No Iêmen, país com predominância de populações rurais isoladas, distribuídas em 35 mil aldeias, e com apenas 30% de população urbana, contexto propicio para atuação de grupos radicais, viveu dividido por questões ideológicas, com governo central ignorando os reais problemas estruturais. A economia é altamente dependente do petróleo, cujas rendas correspondem a 92% das exportações. O país sempre teve grandes problemas internos, inclusive separatismo com guerra civil, sendo território de forte presença da Al Qaeda.

No rastro da Primavera Árabe, o povo ocupou, em junho, as ruas da capital iemenita Sana’a, durante quatro meses. Os protestos exigiam a saída do presidente que reagiu pela força, mas os manifestantes não se intimidaram, realizaram ataques que o feriram seriamente. Após recuperação e refúgio na Arábia Saudita, retornou ao país gerando novos protestos, agravando a instabilidade política e os problemas já existentes, sobretudo com o crescimento da Al Qaeda. Assim Saleh concordou em deixar o poder em novembro, ficando o vice-presidente Abd-Rabbu Mansour Hadi, com a missão de formar governo provisório com a oposição, e convocar eleições presidenciais. Mohammed Basindwa foi nomeado Primeiro Ministro, com a missão de conciliar os interesses dos grupos do país e formar o governo de transição.

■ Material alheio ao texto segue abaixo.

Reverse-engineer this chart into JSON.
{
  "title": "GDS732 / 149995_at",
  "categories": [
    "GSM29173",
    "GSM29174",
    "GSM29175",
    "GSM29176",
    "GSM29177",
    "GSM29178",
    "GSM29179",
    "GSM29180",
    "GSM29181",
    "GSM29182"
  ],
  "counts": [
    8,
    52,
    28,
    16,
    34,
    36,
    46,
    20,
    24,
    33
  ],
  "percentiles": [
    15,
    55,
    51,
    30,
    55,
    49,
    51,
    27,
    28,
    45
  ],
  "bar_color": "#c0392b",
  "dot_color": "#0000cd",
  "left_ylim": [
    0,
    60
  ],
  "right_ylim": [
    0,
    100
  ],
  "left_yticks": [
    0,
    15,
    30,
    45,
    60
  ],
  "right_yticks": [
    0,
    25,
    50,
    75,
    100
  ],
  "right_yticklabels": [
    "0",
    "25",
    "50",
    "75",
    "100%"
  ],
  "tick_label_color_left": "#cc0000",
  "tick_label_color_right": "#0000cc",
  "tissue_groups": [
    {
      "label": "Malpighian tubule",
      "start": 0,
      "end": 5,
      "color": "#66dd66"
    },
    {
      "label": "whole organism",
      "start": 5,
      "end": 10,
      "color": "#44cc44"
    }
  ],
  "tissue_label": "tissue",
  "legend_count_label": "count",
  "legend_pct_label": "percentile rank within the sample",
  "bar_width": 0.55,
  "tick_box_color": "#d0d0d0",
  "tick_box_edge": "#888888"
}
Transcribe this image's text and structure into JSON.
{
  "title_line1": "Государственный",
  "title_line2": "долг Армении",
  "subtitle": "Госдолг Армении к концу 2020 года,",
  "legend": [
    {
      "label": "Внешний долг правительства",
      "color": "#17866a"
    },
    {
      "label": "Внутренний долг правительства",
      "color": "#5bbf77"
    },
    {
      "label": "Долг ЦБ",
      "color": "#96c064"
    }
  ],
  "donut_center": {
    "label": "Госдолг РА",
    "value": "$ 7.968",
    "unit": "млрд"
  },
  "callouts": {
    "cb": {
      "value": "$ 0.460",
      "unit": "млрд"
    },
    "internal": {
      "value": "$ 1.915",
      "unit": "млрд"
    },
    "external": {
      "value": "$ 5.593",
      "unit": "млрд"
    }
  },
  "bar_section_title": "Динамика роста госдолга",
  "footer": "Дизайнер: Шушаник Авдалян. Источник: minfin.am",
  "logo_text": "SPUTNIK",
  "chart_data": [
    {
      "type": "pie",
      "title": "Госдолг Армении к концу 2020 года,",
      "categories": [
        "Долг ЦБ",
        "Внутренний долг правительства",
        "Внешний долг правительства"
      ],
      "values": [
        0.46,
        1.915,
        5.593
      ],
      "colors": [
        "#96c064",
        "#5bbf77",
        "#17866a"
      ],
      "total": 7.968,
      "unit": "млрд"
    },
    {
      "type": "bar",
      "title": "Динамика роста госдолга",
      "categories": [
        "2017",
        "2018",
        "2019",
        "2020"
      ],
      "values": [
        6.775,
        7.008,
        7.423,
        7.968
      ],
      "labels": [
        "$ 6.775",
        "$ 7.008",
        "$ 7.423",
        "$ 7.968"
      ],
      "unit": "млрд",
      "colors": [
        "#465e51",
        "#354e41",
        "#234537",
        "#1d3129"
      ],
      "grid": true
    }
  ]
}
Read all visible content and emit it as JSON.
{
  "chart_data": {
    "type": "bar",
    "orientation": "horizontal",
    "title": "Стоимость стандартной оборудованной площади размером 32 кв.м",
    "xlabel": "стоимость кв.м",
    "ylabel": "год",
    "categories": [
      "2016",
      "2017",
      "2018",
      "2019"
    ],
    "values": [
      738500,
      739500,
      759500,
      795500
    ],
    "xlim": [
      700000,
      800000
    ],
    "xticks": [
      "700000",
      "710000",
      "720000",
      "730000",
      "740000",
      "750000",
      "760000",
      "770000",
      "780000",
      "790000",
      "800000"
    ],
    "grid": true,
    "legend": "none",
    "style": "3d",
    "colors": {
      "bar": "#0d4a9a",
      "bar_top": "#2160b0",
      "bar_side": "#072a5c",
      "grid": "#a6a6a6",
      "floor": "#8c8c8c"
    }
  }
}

Em Omã, o governo vem modernizando o país, adotando medidas de melhorias sociais e de infraestrutura, produzindo um crescimento econômico, baseado na extração de petróleo, de padrão chinês, atualmente estabilizado em 4%. A economia vem sendo diversificada com investimentos no turismo e em novas indústrias.

O minúsculo sultanato insular do Bahrein é governado a 228 anos pela Família Al Khalifa, de origem sunita. Apesar de constituir a minoria numérica da população, ainda assim controla a maioria xiita que constitui 70% da população. Em 2006, o Rei Hamad Bin Isa Al-Khalifa, que comandava o país havia 8 anos, promoveu mudanças constitucionais, atendendo às reivindicações da maioria xiita que conseguiram eleger um representante legal na figura de um primeiro-ministro, porém na prática a eleição serviu apenas para acalmar os ânimos da oposição xiita, pois não diminuiu o poder do rei. Como a maioria dos países da região, 80% das receitas são provenientes da extração de petróleo, embora a sua produção seja muito menor que as apresentadas pelas outras petromonarquias. O crescimento econômico que vem ocorrendo na última década, não conseguiu resolver o problema da alta taxa de desemprego que atinge o mundo árabe como um todo. O problema afeta diretamente a maioria xiita que cansada de esperar por mudanças, também foi às ruas em fevereiro de 2011 para exigir o direito de maior participação política com um representante na figura de um primeiro-ministro com poder de decisão. Quando começaram os protestos, a Arábia Saudita enviou tropas para sufocar o movimento, aparentemente por solidariedade dinástica e para evitar contágios, pondo a situação sob controle.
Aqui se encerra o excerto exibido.